We present a mathematical model for the breakdown of porous rock by the growth of ice within cracks. The model is founded upon well-established principles of fracture mechanics and recent advances in soil physics, along with the assumption that progressive crack growth results from water migrating to ice bodies in cracks, much as water migrates to ice lenses in freezing soil.

Our model predicts crack-growth rates compatible with empirical data. Calculations for a granite and a marble indicate that sustained freezing is most effective in producing crack growth when temperatures range from ∼ −4 °C to −15 °C. At higher temperatures, thermodynamic limitations prevent ice pressure from building up sufficiently to produce significant crack growth; at lower temperatures, the migration of water necessary for sustaining crack growth is strongly inhibited. In hydraulically “open” systems, in which pore-water pressure remains near atmospheric pressure during the freezing process, crack-growth rates during continuous cooling will generally be greatest at low rates of cooling, less than ∼0.1–0.5 °C/h. At higher rates of cooling, the influx of water to growing cracks is significantly inhibited.
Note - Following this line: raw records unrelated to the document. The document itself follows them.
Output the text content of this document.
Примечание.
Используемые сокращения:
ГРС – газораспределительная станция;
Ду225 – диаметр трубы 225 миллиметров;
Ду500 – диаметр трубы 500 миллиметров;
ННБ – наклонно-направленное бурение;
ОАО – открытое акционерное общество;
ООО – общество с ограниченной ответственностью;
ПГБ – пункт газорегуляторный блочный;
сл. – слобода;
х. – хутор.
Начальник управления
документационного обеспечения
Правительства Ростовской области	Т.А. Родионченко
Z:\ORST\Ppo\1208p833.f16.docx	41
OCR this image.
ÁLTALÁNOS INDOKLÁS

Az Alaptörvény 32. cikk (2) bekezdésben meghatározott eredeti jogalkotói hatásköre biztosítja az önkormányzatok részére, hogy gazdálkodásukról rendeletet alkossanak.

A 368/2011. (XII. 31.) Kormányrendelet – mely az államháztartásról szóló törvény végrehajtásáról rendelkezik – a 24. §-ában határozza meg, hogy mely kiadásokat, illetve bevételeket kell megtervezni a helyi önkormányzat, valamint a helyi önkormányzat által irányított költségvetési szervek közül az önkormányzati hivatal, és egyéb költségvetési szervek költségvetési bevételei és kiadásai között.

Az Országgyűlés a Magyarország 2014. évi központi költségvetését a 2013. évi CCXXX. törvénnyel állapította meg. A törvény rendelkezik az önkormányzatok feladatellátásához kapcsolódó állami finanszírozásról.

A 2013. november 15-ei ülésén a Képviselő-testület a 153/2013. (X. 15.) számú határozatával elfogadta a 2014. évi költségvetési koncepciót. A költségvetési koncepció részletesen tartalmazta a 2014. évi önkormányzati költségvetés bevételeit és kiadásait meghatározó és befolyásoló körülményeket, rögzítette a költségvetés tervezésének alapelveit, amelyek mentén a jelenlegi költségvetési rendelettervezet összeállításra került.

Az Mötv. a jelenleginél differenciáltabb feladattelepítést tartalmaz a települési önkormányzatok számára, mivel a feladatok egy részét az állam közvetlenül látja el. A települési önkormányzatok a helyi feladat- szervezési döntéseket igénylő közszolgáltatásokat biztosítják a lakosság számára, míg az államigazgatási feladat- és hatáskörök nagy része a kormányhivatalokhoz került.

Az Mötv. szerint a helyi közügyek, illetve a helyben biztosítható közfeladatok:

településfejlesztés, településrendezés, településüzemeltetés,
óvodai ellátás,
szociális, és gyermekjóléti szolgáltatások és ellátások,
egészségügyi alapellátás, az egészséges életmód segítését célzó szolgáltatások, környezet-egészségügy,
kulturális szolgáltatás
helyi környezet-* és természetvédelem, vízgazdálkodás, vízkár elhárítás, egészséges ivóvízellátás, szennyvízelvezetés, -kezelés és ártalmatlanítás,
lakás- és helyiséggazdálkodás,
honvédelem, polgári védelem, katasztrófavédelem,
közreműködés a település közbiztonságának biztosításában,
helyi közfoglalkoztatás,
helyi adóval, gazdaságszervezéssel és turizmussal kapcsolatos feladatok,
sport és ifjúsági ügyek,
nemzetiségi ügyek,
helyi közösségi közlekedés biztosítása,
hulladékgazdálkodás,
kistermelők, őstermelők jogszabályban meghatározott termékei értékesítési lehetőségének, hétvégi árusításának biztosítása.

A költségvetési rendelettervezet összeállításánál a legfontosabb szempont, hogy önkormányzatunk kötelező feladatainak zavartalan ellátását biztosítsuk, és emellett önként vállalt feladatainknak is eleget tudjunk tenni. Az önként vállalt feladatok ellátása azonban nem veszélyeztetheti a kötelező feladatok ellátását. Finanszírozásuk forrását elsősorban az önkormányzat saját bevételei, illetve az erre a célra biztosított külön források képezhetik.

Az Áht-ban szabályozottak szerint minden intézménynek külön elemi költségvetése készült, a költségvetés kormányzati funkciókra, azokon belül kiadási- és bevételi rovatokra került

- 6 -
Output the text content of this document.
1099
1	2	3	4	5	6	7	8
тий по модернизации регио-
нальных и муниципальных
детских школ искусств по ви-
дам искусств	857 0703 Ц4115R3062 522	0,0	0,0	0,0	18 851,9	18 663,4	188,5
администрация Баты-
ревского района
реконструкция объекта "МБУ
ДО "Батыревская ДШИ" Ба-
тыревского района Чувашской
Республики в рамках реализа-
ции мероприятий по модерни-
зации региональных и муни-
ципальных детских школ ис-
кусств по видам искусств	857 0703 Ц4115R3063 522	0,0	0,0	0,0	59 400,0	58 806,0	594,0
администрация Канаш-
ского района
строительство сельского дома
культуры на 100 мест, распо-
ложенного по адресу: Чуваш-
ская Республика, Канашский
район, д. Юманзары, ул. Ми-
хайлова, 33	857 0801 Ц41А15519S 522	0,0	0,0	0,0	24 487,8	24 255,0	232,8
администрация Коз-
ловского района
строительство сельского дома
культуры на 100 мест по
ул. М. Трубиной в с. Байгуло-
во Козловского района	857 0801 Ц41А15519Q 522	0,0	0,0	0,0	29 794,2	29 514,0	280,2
The model delineates clearly the role of material parameters (elastic moduli, fracture-mechanical properties, grain size and shape, and crack size), environmental conditions (temperature, temperature gradient, water pressure), and time in frost damage to rocks. Our calculations, along with recent experimental work on water migration in freezing rocks (Fukuda, 1983), lead us to question the widely accepted importance of two phenomena—freezing of water in sealed cracks and freeze-thaw cycling—in the fracture of rock exposed to natural freezing conditions.